“My old friend Lyndsay’s wife? I ought not to be pleased with you, madam, for you disappointed a favourite scheme of mine.”

“How could that possibly be?” said Flora.

“I loved that man of yours; I wanted him for a son-in-law. Of course, neither I nor the girls hinted such a wish to him. But had he asked, he would not have been refused.”

“Mrs. Lyndsay!” broke in Mary W., “you must not mind papa’s nonsense. He will say just what he likes. Mr. Lyndsay was always a great favourite with us all; and papa would have his joke at our expense.”

“Well, my young friend has thought fit to please himself, and I am so well pleased with his wife, that she shall sit by the ugly old man; ‘an’ I will ha’ a spate o’ clatter wi’ her to mine ain sel.’”

The more Flora saw of the eccentric old man, the more she admired and respected him. In a little time, she ceased to think him ugly—he was only plain and odd-looking; till at length, like all the rest of Mr. W.’s friends, she almost believed him handsome. When did genius ever fail to leave upon the rudest clay, an impress of its divine origin?

It was with feelings of mutual regret that our emigrants took leave, and for ever, of this talented family. Before the expiration of one short year, that happy group of kind faces had passed out of the world! The sudden death of the younger Mr. W., who was the idol of the family, brought his mother in sorrow to the grave. The girls, by some strange fatality, only survived her a few weeks; and the good old man, bereft of every kindred tie, pined away and died of a broken heart!

Some years after Flora had been settled in Canada, a gentleman from Scotland, who had been acquainted with the W. family, told her that he called upon the old gentleman on a matter of business, a few days after the funeral of his youngest daughter. The old man opened the door: he was shrunk to a skeleton, and a perfect image of woe. When he saw who his visitor was, he shook his thin, wasted hand at him, with a melancholy, impatient gesture, exclaiming, “What brings you here, P——? Leave this death-doomed house! I am too miserable to attend to anything but my own burden of incurable grief.” He called again the following morning. The poor old man was dead!

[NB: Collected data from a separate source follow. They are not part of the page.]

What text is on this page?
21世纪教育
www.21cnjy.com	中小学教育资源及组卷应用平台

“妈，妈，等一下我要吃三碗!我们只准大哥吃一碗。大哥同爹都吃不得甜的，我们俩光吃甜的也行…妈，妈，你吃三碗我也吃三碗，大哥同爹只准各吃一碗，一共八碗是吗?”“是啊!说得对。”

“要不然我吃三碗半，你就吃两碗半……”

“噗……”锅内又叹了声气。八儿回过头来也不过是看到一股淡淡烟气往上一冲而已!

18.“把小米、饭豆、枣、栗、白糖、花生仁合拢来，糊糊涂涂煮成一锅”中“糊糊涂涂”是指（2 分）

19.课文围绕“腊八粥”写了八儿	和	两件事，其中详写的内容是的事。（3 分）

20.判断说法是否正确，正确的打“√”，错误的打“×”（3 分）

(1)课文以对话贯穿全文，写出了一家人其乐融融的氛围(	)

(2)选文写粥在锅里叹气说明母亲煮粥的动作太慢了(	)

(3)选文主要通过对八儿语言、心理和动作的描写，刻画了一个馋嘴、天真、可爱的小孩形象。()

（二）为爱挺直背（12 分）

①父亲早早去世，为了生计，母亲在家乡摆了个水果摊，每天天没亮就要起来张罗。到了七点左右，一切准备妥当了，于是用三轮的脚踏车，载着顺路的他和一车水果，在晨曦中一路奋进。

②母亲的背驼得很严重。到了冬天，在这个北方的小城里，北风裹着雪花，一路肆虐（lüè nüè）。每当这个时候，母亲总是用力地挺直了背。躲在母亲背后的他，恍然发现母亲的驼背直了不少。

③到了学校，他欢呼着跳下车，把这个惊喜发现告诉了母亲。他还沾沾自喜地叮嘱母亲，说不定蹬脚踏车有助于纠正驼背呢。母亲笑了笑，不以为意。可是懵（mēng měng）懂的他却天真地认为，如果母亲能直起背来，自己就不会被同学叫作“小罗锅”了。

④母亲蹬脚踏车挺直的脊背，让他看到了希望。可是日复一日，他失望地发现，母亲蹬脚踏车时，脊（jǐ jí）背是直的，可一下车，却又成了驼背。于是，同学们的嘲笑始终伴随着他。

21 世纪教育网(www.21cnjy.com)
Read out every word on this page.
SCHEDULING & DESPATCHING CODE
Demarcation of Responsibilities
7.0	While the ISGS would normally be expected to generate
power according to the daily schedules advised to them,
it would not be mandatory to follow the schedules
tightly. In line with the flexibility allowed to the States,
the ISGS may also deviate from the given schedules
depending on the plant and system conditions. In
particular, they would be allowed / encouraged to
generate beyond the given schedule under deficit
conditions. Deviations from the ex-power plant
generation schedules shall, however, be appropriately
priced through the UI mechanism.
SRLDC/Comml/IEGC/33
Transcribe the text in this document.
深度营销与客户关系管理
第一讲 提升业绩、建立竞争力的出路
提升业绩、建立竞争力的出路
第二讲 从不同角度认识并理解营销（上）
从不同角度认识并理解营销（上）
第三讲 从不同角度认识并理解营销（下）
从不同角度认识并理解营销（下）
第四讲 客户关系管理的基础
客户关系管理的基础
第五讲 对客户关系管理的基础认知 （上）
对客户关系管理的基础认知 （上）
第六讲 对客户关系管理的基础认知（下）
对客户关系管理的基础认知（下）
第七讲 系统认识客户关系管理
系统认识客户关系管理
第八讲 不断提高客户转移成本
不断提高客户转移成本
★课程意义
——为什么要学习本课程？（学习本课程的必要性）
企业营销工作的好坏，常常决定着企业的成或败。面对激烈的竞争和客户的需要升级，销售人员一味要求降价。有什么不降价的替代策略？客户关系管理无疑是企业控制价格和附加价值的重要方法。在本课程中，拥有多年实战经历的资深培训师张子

The next day the emigrants bade farewell to the beautiful capital of Scotland. How gladly would Flora have terminated her earthly pilgrimage in that land of poetry and romance, and spent the rest of her days among its truthful, high-minded, hospitable people! But vain are regrets. The inexorable spirit of progress points onward; and the beings she chooses to be the parents of a new people, in a new land, must fulfil their destiny.

On the 1st of July, 1832, the Lyndsays embarked on board the brig Anne, to seek a new home beyond the Atlantic, and friends in a land of strangers.